Rainbow Drink (Che Ba Mau) - cooking recipe

Ingredients
    3/4 cup skinless split mung beans, soaked for 3 hours and drained
    3/4 cup sugar
    1/2 cup red azuki beans, soaked for 4 hours and drained
    1 1/2 cups coconut milk
    1/4 cup tapioca
Preparation
    *** NOTE: one ingredient is listed in here because zaar did not reecognize it --
    1 can logan (Vietnamese fruit canned) and I am not sure where to purchase them.
    Bring 2 cups water to a simmer in a pot over medium heat.

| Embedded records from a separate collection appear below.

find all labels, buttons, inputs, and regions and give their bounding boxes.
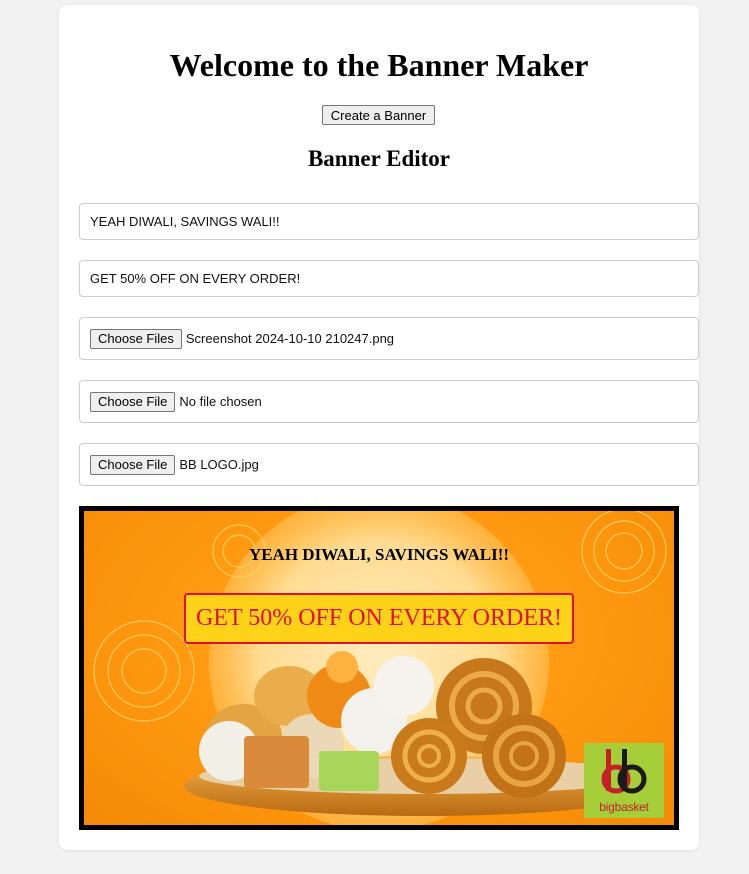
choose-image-file-button[interactable]: Choose File — [90, 391, 176, 412]
choose-background-files-button[interactable]: Choose Files — [90, 328, 182, 349]
page-title: Welcome to the Banner Maker — [169, 47, 589, 83]
bigbasket-logo-text: bigbasket — [599, 800, 649, 814]
logo-file-input: Choose File BB LOGO.jpg — [79, 443, 699, 486]
banner-editor-title: Banner Editor — [307, 146, 451, 171]
create-banner-button[interactable]: Create a Banner — [322, 105, 435, 125]
heading-text-input[interactable]: YEAH DIWALI, SAVINGS WALI!! — [79, 203, 699, 240]
image-file-name: No file chosen — [179, 394, 262, 409]
banner-preview: YEAH DIWALI, SAVINGS WALI!! GET 50% OFF … — [79, 506, 679, 830]
image-file-input: Choose File No file chosen — [79, 380, 699, 423]
banner-maker-card: Welcome to the Banner Maker Create a Ban… — [59, 5, 699, 850]
banner-offer: GET 50% OFF ON EVERY ORDER! — [184, 593, 574, 644]
logo-file-name: BB LOGO.jpg — [179, 457, 259, 472]
choose-logo-file-button[interactable]: Choose File — [90, 454, 176, 475]
offer-text-input[interactable]: GET 50% OFF ON EVERY ORDER! — [79, 260, 699, 297]
background-file-name: Screenshot 2024-10-10 210247.png — [185, 331, 395, 346]
background-file-input: Choose Files Screenshot 2024-10-10 21024… — [79, 317, 699, 360]
banner-heading: YEAH DIWALI, SAVINGS WALI!! — [248, 545, 510, 564]
bigbasket-logo: bigbasket — [584, 743, 664, 818]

Add the mung beans and 1/4 cup sugar. Cook, stirring constantly, until the water is completely absorbed, about 20 minutes. Remove from the heat and allow to cool. Refrigerate until ready to use.
    Bring 2 cups of water just to a boil in a pot over medium heat. Reduce the heat to low, add the azuki beans and 1/4 cup sugar. Cover and simmer until the beans are cooked through, about 3 hours. Remove from the heat and allow to cool. Refrigerate until ready to use.

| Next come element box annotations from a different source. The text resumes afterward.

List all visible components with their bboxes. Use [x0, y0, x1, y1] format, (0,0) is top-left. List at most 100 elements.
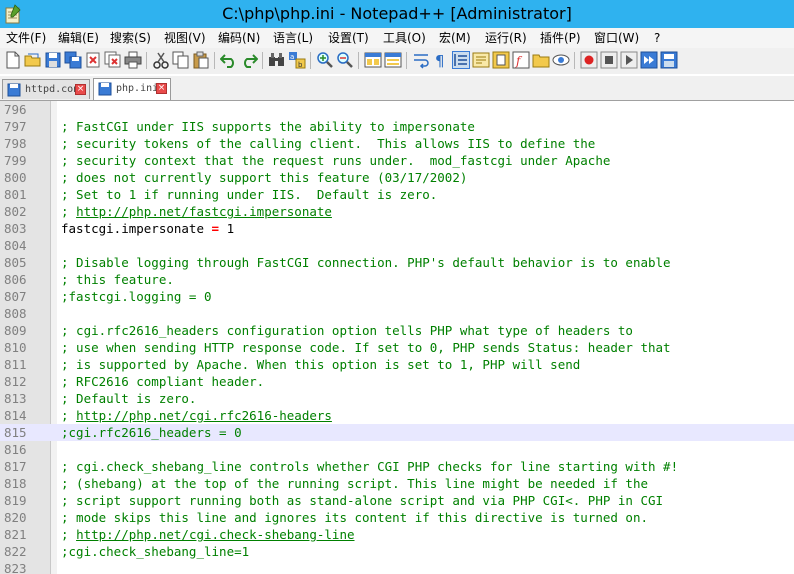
line-code[interactable]: ;fastcgi.logging = 0 [61, 288, 212, 305]
menu-help[interactable]: ? [654, 28, 660, 48]
code-line[interactable]: 805 ; Disable logging through FastCGI con… [0, 254, 794, 271]
code-line[interactable]: 821; http://php.net/cgi.check-shebang-li… [0, 526, 794, 543]
code-line[interactable]: 803 fastcgi.impersonate = 1 [0, 220, 794, 237]
line-code[interactable]: ;cgi.rfc2616_headers = 0 [61, 424, 242, 441]
code-line[interactable]: 802; http://php.net/fastcgi.impersonate [0, 203, 794, 220]
line-code[interactable]: ; Disable logging through FastCGI connec… [61, 254, 671, 271]
stop-recording-icon[interactable] [600, 51, 618, 69]
menu-edit[interactable]: 编辑(E) [58, 28, 99, 48]
monitoring-icon[interactable] [552, 51, 570, 69]
code-line[interactable]: 818 ; (shebang) at the top of the running… [0, 475, 794, 492]
code-line[interactable]: 809 ; cgi.rfc2616_headers configuration o… [0, 322, 794, 339]
code-line[interactable]: 813 ; Default is zero. [0, 390, 794, 407]
code-line[interactable]: 796 [0, 101, 794, 118]
line-code[interactable]: ; http://php.net/cgi.check-shebang-line [61, 526, 355, 543]
code-line[interactable]: 797 ; FastCGI under IIS supports the abil… [0, 118, 794, 135]
save-icon[interactable] [44, 51, 62, 69]
line-code[interactable]: ; mode skips this line and ignores its c… [61, 509, 648, 526]
redo-icon[interactable] [240, 51, 258, 69]
code-line[interactable]: 799 ; security context that the request r… [0, 152, 794, 169]
menu-file[interactable]: 文件(F) [6, 28, 46, 48]
function-list-icon[interactable]: f [512, 51, 530, 69]
replace-icon[interactable]: ab [288, 51, 306, 69]
code-line[interactable]: 812 ; RFC2616 compliant header. [0, 373, 794, 390]
code-line[interactable]: 808 [0, 305, 794, 322]
code-line[interactable]: 801 ; Set to 1 if running under IIS. Defa… [0, 186, 794, 203]
menu-window[interactable]: 窗口(W) [594, 28, 639, 48]
save-macro-icon[interactable] [660, 51, 678, 69]
title-bar[interactable]: C:\php\php.ini - Notepad++ [Administrato… [0, 0, 794, 28]
word-wrap-icon[interactable] [412, 51, 430, 69]
hyperlink[interactable]: http://php.net/fastcgi.impersonate [76, 204, 332, 219]
close-icon[interactable] [84, 51, 102, 69]
line-code[interactable]: ; http://php.net/cgi.rfc2616-headers [61, 407, 332, 424]
line-code[interactable]: fastcgi.impersonate = 1 [61, 220, 234, 237]
new-file-icon[interactable] [4, 51, 22, 69]
tab-httpd-conf[interactable]: httpd.conf × [2, 79, 90, 99]
line-code[interactable]: ;cgi.check_shebang_line=1 [61, 543, 249, 560]
menu-settings[interactable]: 设置(T) [328, 28, 369, 48]
code-line[interactable]: 798 ; security tokens of the calling clie… [0, 135, 794, 152]
user-defined-language-icon[interactable] [472, 51, 490, 69]
code-line[interactable]: 822 ;cgi.check_shebang_line=1 [0, 543, 794, 560]
line-code[interactable]: ; cgi.rfc2616_headers configuration opti… [61, 322, 633, 339]
menu-macro[interactable]: 宏(M) [439, 28, 471, 48]
code-line[interactable]: 814; http://php.net/cgi.rfc2616-headers [0, 407, 794, 424]
print-icon[interactable] [124, 51, 142, 69]
sync-horizontal-icon[interactable] [384, 51, 402, 69]
menu-view[interactable]: 视图(V) [164, 28, 206, 48]
indent-guide-icon[interactable] [452, 51, 470, 69]
code-line[interactable]: 810 ; use when sending HTTP response code… [0, 339, 794, 356]
zoom-out-icon[interactable] [336, 51, 354, 69]
close-all-icon[interactable] [104, 51, 122, 69]
hyperlink[interactable]: http://php.net/cgi.rfc2616-headers [76, 408, 332, 423]
editor[interactable]: 796 797 ; FastCGI under IIS supports the a… [0, 101, 794, 574]
menu-encoding[interactable]: 编码(N) [218, 28, 260, 48]
code-line[interactable]: 816 [0, 441, 794, 458]
code-line[interactable]: 800 ; does not currently support this fea… [0, 169, 794, 186]
cut-icon[interactable] [152, 51, 170, 69]
menu-search[interactable]: 搜索(S) [110, 28, 151, 48]
tab-close-icon[interactable]: × [75, 84, 86, 95]
find-icon[interactable] [268, 51, 286, 69]
save-all-icon[interactable] [64, 51, 82, 69]
open-file-icon[interactable] [24, 51, 42, 69]
menu-run[interactable]: 运行(R) [485, 28, 527, 48]
play-macro-icon[interactable] [620, 51, 638, 69]
undo-icon[interactable] [220, 51, 238, 69]
copy-icon[interactable] [172, 51, 190, 69]
paste-icon[interactable] [192, 51, 210, 69]
record-macro-icon[interactable] [580, 51, 598, 69]
tab-close-icon[interactable]: × [156, 83, 167, 94]
run-macro-multiple-icon[interactable] [640, 51, 658, 69]
tab-php-ini[interactable]: php.ini × [93, 78, 171, 100]
menu-plugins[interactable]: 插件(P) [540, 28, 581, 48]
line-code[interactable]: ; Set to 1 if running under IIS. Default… [61, 186, 437, 203]
menu-language[interactable]: 语言(L) [273, 28, 313, 48]
code-line[interactable]: 819 ; script support running both as stan… [0, 492, 794, 509]
line-code[interactable]: ; is supported by Apache. When this opti… [61, 356, 580, 373]
line-code[interactable]: ; Default is zero. [61, 390, 196, 407]
show-all-chars-icon[interactable]: ¶ [432, 51, 450, 69]
line-code[interactable]: ; RFC2616 compliant header. [61, 373, 264, 390]
code-line[interactable]: 823 [0, 560, 794, 574]
line-code[interactable]: ; use when sending HTTP response code. I… [61, 339, 671, 356]
document-map-icon[interactable] [492, 51, 510, 69]
sync-vertical-icon[interactable] [364, 51, 382, 69]
code-line[interactable]: 811 ; is supported by Apache. When this o… [0, 356, 794, 373]
code-line[interactable]: 807 ;fastcgi.logging = 0 [0, 288, 794, 305]
line-code[interactable]: ; this feature. [61, 271, 174, 288]
menu-tools[interactable]: 工具(O) [383, 28, 426, 48]
line-code[interactable]: ; http://php.net/fastcgi.impersonate [61, 203, 332, 220]
line-code[interactable]: ; security tokens of the calling client.… [61, 135, 595, 152]
hyperlink[interactable]: http://php.net/cgi.check-shebang-line [76, 527, 354, 542]
folder-as-workspace-icon[interactable] [532, 51, 550, 69]
code-line[interactable]: 804 [0, 237, 794, 254]
line-code[interactable]: ; script support running both as stand-a… [61, 492, 663, 509]
code-line[interactable]: 806 ; this feature. [0, 271, 794, 288]
zoom-in-icon[interactable] [316, 51, 334, 69]
line-code[interactable]: ; FastCGI under IIS supports the ability… [61, 118, 475, 135]
line-code[interactable]: ; does not currently support this featur… [61, 169, 467, 186]
code-line[interactable]: 820 ; mode skips this line and ignores it… [0, 509, 794, 526]
code-line[interactable]: 815 ;cgi.rfc2616_headers = 0 [0, 424, 794, 441]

    Meanwhile, bring the coconut milk and 1-1/2 cups water to a boil. Reduce the heat to low, add the remaining sugar and tapioca pearls, and simmer until the tapioca pearls have become completely transparent. Remove from the heat and allow to cool. Refrigerate until ready to use.

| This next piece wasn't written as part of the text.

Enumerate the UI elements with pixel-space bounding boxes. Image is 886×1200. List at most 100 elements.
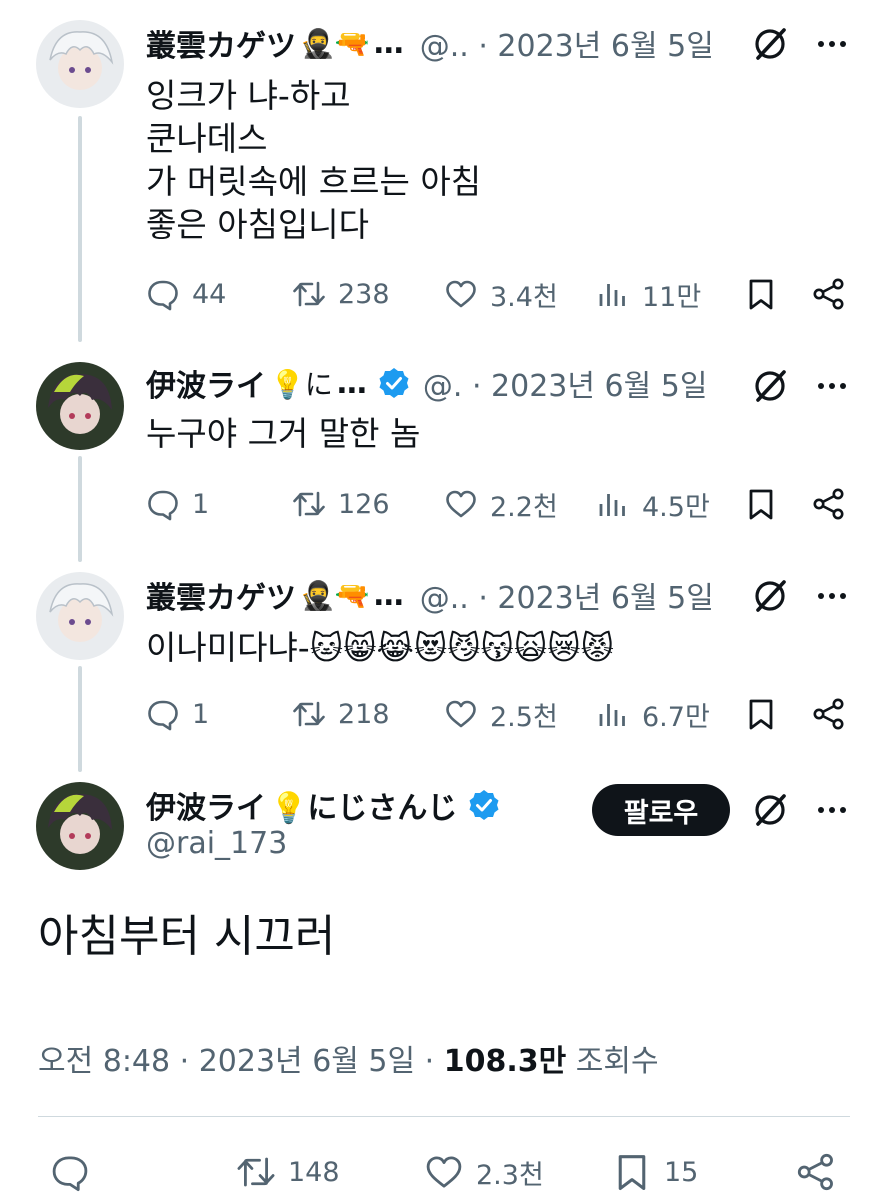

    In an ice cream soda glass, working in layers, place 2 tablespoons shaved ice in between 3 tablespoons each of everything else starting with shaved ice, coconut tapioca, shaved ice (again), azuki beans, shaved ice (again), coconut tapioca (again), and a few longans on top. Use ice cream spoons to eat and a straw to sip. I am guessing on servings *** time indicated is soaking time.